Living the Dream

In Liturgy by Bruce LogueLeave a Comment

He groaned, “I don’t hardly have time to turn around.” And it was true. Between soccer, making a living, monitoring social media, and daily chores, there was no time. Twenty-four hours evaporated leaving no time to calm one’s spirit, rejuvenate the mind, or meditate on God. It is little surprise that he felt depleted and concluded he had no time left for God.

Barbara Cawthorne Crafton writes that, “We didn’t even know what moderation was. What it felt like. We didn’t just work; we inhaled our jobs, sucked them in, became them. Stayed late, brought work home—it was never enough, though, no matter how much time we put in….We ordered things we didn’t need from the shiny catalogs that came to our houses: we ordered three times as much as we could use, and then we ordered three times as much as our children could use.” Bread and Wine, page 90.

“Living the dream,” a friend of mine says sarcastically. On the right day he might think he is. But when the cost of living the dream starts to bite him, his joy turns to despair.

Michael Moore once asked an Italian why his motorcycle company didn’t work harder, push for more production, and take less time off to make more money. The manager said something like, “Why would I want to do that; we create a good product and my employees are happy.” Why indeed?

Lent makes the train slow down if we pay attention to it. Like Jesus, we take 40 days to think without distraction. Like Jesus we, metaphorically, find a quiet place to pray.

There were others in the Bible who, it appears, were also deliberate about time with God. Moses, for example, went to a “tent of meeting” which was reserved for conversations between him and God, Exodus 33. Daniel had the habit of praying three times a day. He continued this habit after he was taken as a prisoner to Babylon.

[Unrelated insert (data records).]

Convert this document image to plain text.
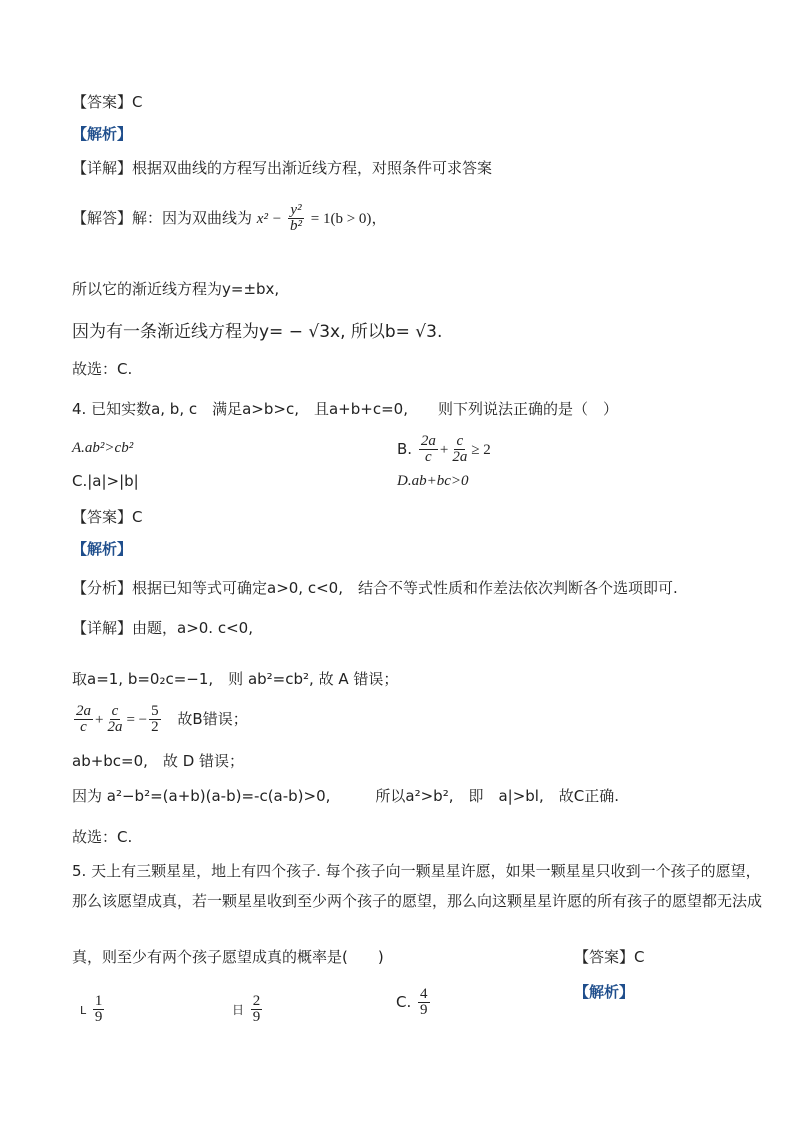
【答案】C
【解析】
【详解】根据双曲线的方程写出渐近线方程，对照条件可求答案
【解答】解：因为双曲线为 $x^2 - \frac{\text{y²}}{\text{b²}} = 1(b > 0)$，
所以它的渐近线方程为y=±bx,
因为有一条渐近线方程为y= − √3x, 所以b= √3.
故选：C.
4. 已知实数a, b, c　满足a>b>c,　且a+b+c=0,　　则下列说法正确的是（　）
A.ab²>cb²	B. $\frac{2a}{c} + \frac{c}{2a} \ge 2$
C.|a|>|b|	D.ab+bc>0
【答案】C
【解析】
【分析】根据已知等式可确定a>0, c<0,　结合不等式性质和作差法依次判断各个选项即可.
【详解】由题，a>0. c<0,
取a=1, b=0₂c=−1,　则 ab²=cb², 故 A 错误；
$\frac{2a}{c} + \frac{c}{2a}$ = − $\frac{5}{2}$ 故B错误；
ab+bc=0,　故 D 错误；
因为 a²−b²=(a+b)(a-b)=-c(a-b)>0,　　　所以a²>b²,　即　a|>bl,　故C正确.
故选：C.
5. 天上有三颗星星，地上有四个孩子. 每个孩子向一颗星星许愿，如果一颗星星只收到一个孩子的愿望，
那么该愿望成真，若一颗星星收到至少两个孩子的愿望，那么向这颗星星许愿的所有孩子的愿望都无法成
真，则至少有两个孩子愿望成真的概率是(　　)	【答案】C
【解析】
L $\frac{1}{9}$	日 $\frac{2}{9}$	C. $\frac{4}{9}$
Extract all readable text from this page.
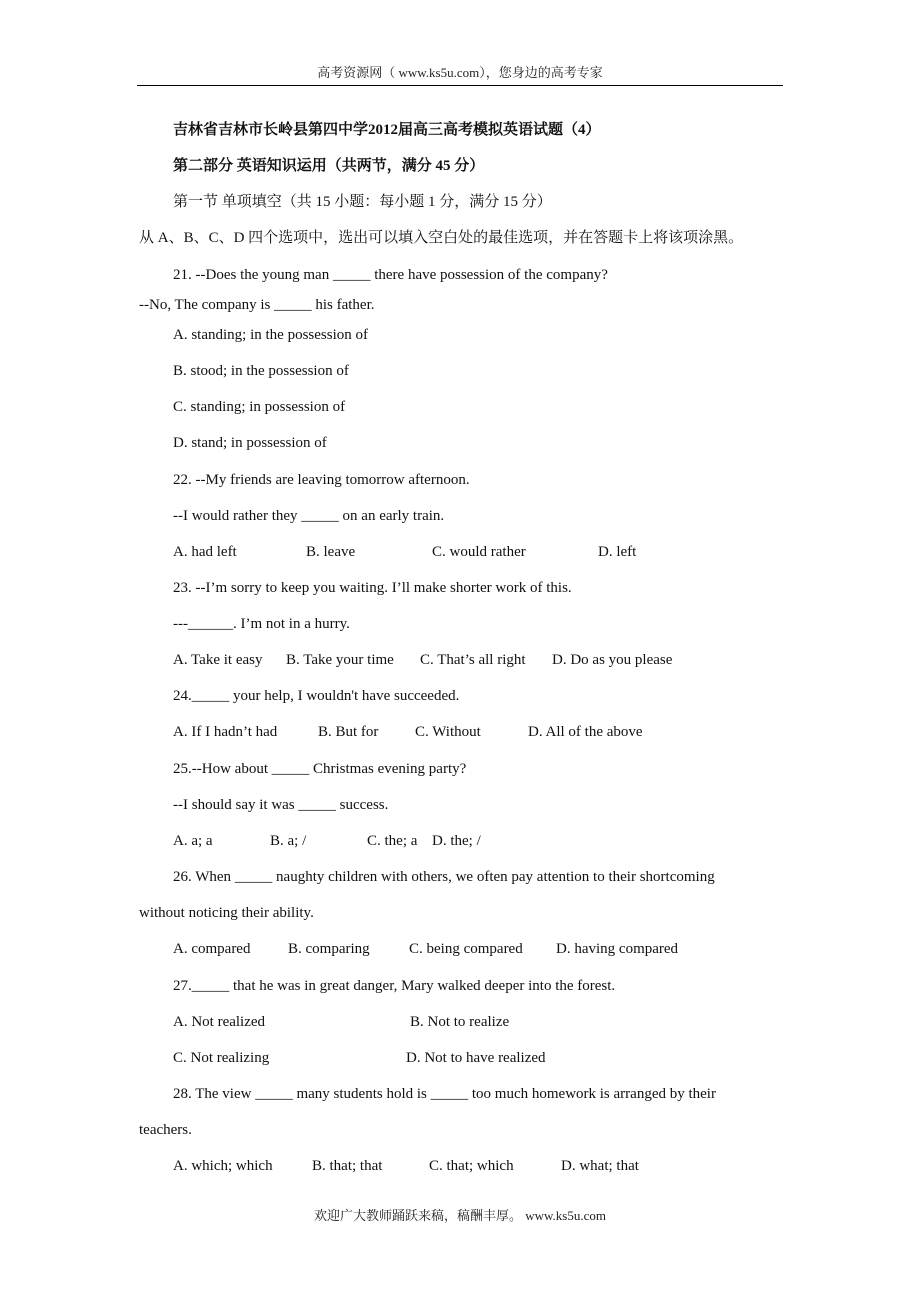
高考资源网（ www.ks5u.com），您身边的高考专家
吉林省吉林市长岭县第四中学2012届高三高考模拟英语试题（4）
第二部分 英语知识运用（共两节，满分 45 分）
第一节 单项填空（共 15 小题：每小题 1 分，满分 15 分）
从 A、B、C、D 四个选项中，选出可以填入空白处的最佳选项，并在答题卡上将该项涂黑。
21. --Does the young man _____ there have possession of the company?
--No, The company is _____ his father.
A. standing; in the possession of
B. stood; in the possession of
C. standing; in possession of
D. stand; in possession of
22. --My friends are leaving tomorrow afternoon.
--I would rather they _____ on an early train.
A. had left	B. leave	C. would rather	D. left
23. --I’m sorry to keep you waiting. I’ll make shorter work of this.
---______. I’m not in a hurry.
A. Take it easy B. Take your time C. That’s all right D. Do as you please
24._____ your help, I wouldn't have succeeded.
A. If I hadn’t had	B. But for C. Without	D. All of the above
25.--How about _____ Christmas evening party?
--I should say it was _____ success.
A. a; a	B. a; /	C. the; a D. the; /
26. When _____ naughty children with others, we often pay attention to their shortcoming
without noticing their ability.
A. compared	B. comparing	C. being compared D. having compared
27._____ that he was in great danger, Mary walked deeper into the forest.
A. Not realized	B. Not to realize
C. Not realizing	D. Not to have realized
28. The view _____ many students hold is _____ too much homework is arranged by their
teachers.
A. which; which	B. that; that	C. that; which	D. what; that
欢迎广大教师踊跃来稿，稿酬丰厚。 www.ks5u.com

More important than that was his faithfulness in prayer despite the fact that he knew it would result in his death, Daniel 6:10.

Paul, the apostle, went to Arabia first after his conversion and then Damascus, Galatians 1:17. Three years alone, perhaps to fix his mind on what had just happened to him and what its implications for his life were.

The difficult answer to the guy who groaned, “I don’t have time to turn around,” is to learn moderation in all aspects of one’s life. Moderation to avoid a life consumed by too much of everything, leaving no time for the thing that really matters.

Prayer: Father of silence and depth, we imagine what it must have been before you created the world, You, the Son and the Spirit meditating on what the world would look like and how mankind would be tasked with taking care of it. We pray for your guidance in having the same relationship to silence and focus so that the pressures of the world do not distract us from your purposes. In Jesus’ name. Amen.